Quando il suo profilo è ritornato agibile, don Biancalani ha aggiunto un altro tassello alla storia, grazie al quale si dimostra chiaramente che dalla violenza su Facebook è facile passare all'azione violenta. Qualche zelante cittadino infatti ha tagliato le gomme delle biciclette che usavano i migranti per spostarsi dalla parrocchia di Vicofaro, dove sono ospitati.

Fortunatamente don Massimo a Pistoia è piuttosto conosciuto e stimato e numerosi sono stati anche i messaggi di riconoscenza per la sua opera di accoglienza nelle due case parrocchiali: venti ragazzi in prima accoglienza, inviati dalla Prefettura, e altri 20, tutti giovanissimi, raccolti dalla strada perché usciti per vari motivi dai programmi di assistenza.

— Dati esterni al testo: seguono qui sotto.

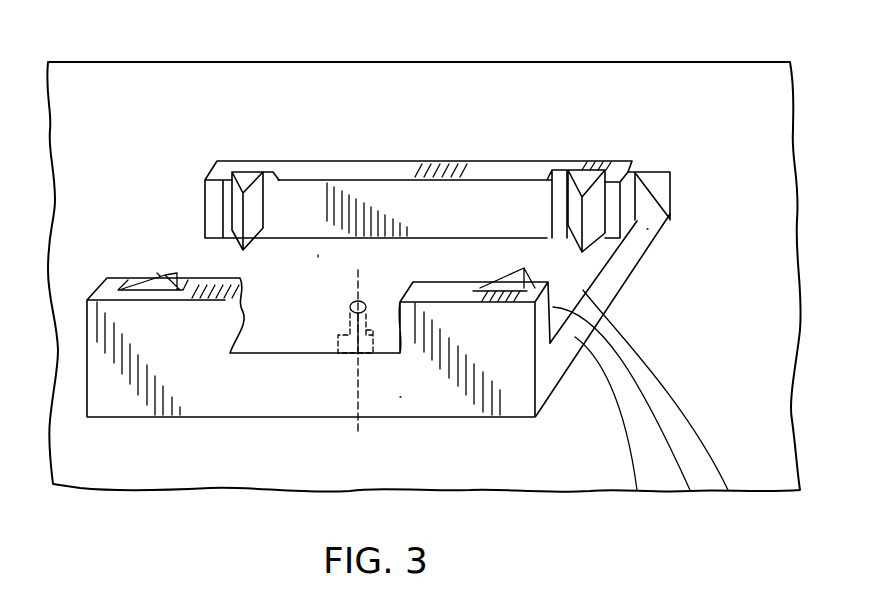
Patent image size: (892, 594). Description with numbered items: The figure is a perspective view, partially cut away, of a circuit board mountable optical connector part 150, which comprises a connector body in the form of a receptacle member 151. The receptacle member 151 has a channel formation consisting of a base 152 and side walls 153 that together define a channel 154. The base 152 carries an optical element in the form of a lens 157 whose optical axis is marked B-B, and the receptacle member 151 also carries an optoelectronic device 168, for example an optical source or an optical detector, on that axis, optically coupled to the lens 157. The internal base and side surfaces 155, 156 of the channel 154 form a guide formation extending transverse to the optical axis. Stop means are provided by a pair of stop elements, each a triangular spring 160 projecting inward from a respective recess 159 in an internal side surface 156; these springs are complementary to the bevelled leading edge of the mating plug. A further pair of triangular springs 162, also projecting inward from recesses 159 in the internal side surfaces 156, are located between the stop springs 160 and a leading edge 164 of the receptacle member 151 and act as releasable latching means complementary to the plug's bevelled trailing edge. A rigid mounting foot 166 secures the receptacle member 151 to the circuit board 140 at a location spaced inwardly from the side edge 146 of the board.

The circuit board 140 is at (188, 470).
The side edge of the circuit board 146 is at (454, 61).
The board mounted optical connector part 150 is at (568, 391).
The receptacle member 151 is at (400, 397).
The base 152 is at (647, 229).
The side walls 153 is at (627, 184).
The channel 154 is at (318, 257).
The internal base surface 155 is at (665, 403).
The internal side surface 156 is at (510, 210).
The lens 157 is at (350, 304).
The recess 159 is at (177, 272).
The triangular spring 160 is at (160, 276).
The triangular spring 162 is at (588, 240).
The leading edge 164 is at (614, 426).
The rigid mounting foot 166 is at (663, 207).
The optoelectronic device 168 is at (345, 353).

Oggi si è fatto sentire anche il vescovo della città toscana, monsignor Fausto Tardelli, dopo che in privato aveva già espresso la sua vicinanza a don Biancalani e che ora lo difende pubblicamente con forza e passione. Il vescovo «non è disposto a permettere che un sacerdote della sua diocesi venga attaccato e insultato». Tutti possono esprimere critiche sull'operato di un prete, aggiunge, «ma nessuno si deve permettere di offendere, insultare, minacciare. Ciò non è cristiano ma neanche umano».

Monsignor Fausto Tardelli condanna anche «le espressioni razziste e le offese gratuite rivolte contro quanti sono accolti nelle strutture della Chiesa». Infine un severo richiamo alle comunità parrocchiali, all'interno delle quali «si coltivano sentimenti xenofobi, razzisti o anche solo di chiusura». Questo «non è comprensibile», bisogna «farsi un bell'esame di coscienza perché evidentemente non abbiamo capito molto del Vangelo».